Godwin cerró la puerta de la sala.
—Caballeros, espero que hayan obtenido lo que deseaban —dijo, con cierto disgusto.
—Ha hablado con mucha libertad —observó Jerry.
La experiencia le había agotado.
—No fue accidental el que así lo hiciera. La he estado preparando por espacio de tres días. El pentotal, como ya les he dicho, no representa una garantía de verdad. Si un paciente está decidido a mentir, la droga no es capaz de impedírselo.
—¿Sus palabras implican que Dolly no ha dicho la verdad?
—No, creo que la ha dicho, siempre que conozca la verdad. Ahora mi problema consiste en ampliar su conocimiento y convertirlo en algo por completo consciente. Caballeros, les ruego que me excusen.
—Un minuto, por favor —le pedí—. Usted puede concedernos un minuto, doctor. He dedicado tres días y gastado una buena cantidad de dinero de Kincaid para descubrir hechos que usted conoce a la perfección.
—¿Lo cree así, realmente? —repuso fríamente.
—Lo creo así, realmente. Usted pudo haberme ahorrado mucho trabajo, por el simple expediente de contarme los amores de Bradshaw con Constance McGee.
—Temo no haber nacido para ahorrar trabajo a los detectives. Existe un problema de ética relacionado con esta cuestión, el cual es probable que usted no entienda. En cambio, es muy posible que el señor Marks acepte mi punto de vista.
—No alcanzo a ver el problema con demasiada claridad —repuso Jerry.
Sin embargo, se interpuso entre el médico y yo, como si temiera el estallido de una disputa. Me tocó el hombro y propuso:
—Salgamos de aquí, Lew, y dejemos que el doctor Godwin se dedique a sus cosas. Él ha colaborado con toda generosidad, y usted lo sabe.
—¿Colaborado con quién? ¿Con Bradshaw?
La cara de Godwin se tornó muy pálida.
—El primero de mis deberes radica en mis pacientes.
—¿Aun cuando sean asesinos?
—Aun en ese caso. No obstante, conozco a Bradshaw íntimamente y puedo asegurarle que es incapaz de matar a nadie. Y, por cierto, no asesinó a Constance McGee. Estaba apasionadamente enamorado de ella.
—La pasión puede orientarse por dos caminos.
—Él no la mató.
—Hace un par de días usted afirmaba que lo había hecho McGee. Es probable que se equivoque otra vez, doctor.

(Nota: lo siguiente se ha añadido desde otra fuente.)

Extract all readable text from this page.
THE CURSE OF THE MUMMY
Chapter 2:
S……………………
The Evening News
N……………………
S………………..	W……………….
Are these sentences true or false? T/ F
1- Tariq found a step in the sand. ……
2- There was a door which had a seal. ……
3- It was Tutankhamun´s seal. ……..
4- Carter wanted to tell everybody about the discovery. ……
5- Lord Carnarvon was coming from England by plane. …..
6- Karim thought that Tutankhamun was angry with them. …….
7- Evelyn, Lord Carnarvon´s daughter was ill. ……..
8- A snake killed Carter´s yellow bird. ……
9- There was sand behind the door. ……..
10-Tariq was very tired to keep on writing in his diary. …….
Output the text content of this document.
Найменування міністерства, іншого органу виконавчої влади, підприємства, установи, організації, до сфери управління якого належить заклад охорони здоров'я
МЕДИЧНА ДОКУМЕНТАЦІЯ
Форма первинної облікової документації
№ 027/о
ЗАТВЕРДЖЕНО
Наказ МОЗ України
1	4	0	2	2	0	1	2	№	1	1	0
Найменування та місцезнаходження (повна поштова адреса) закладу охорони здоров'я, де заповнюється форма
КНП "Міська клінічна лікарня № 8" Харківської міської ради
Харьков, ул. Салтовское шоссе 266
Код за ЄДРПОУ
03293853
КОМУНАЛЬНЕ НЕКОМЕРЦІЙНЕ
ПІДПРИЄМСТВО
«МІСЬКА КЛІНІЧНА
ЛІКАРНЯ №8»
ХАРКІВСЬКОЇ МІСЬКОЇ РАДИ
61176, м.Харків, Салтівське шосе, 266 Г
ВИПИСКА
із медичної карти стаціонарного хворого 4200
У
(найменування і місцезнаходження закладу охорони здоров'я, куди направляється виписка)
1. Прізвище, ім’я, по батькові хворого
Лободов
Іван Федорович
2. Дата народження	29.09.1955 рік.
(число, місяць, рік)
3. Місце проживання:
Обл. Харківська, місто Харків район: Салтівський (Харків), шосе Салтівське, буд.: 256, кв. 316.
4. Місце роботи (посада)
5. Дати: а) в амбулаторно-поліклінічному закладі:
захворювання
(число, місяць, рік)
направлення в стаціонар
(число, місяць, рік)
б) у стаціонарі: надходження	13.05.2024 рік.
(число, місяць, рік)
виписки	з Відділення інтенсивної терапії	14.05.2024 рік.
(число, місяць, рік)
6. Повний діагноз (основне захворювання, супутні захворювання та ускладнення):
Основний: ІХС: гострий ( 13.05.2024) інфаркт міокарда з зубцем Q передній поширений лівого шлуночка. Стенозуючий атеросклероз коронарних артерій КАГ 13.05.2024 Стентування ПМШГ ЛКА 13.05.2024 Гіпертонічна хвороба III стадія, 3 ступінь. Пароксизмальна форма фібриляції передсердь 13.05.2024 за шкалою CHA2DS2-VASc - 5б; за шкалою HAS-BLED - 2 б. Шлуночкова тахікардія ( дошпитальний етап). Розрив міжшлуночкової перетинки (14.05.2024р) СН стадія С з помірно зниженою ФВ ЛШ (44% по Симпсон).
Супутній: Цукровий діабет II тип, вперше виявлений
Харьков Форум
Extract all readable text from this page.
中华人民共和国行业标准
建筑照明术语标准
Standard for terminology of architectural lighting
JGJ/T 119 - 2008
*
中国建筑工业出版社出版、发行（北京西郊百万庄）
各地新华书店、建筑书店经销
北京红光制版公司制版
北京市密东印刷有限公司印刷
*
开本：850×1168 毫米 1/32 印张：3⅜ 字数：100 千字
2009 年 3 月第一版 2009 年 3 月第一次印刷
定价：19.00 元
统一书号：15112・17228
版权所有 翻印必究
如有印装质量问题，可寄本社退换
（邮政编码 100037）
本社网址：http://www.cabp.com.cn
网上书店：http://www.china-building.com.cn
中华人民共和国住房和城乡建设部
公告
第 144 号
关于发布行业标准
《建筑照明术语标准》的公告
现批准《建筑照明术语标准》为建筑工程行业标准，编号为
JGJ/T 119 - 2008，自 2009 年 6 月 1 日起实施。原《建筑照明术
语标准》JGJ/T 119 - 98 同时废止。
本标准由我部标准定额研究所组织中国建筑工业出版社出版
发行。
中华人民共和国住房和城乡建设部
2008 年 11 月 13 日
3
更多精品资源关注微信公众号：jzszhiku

—No, en el caso de Roy Bradshaw. Ese hombre ha vivido una existencia trágica.
—Hábleme de ella.
—Tendrá que hacerlo él mismo. Yo soy médico, no detective, señor Archer.
—¿Qué puede decirme acerca de Tish o Letitia, la mujer de la cual acaba de divorciarse? ¿La conoce?
Me observó sin hablar. En sus ojos brillaba un triste conocimiento. Por fin, dijo:
—También tendrá que interrogar a Roy a ese respecto.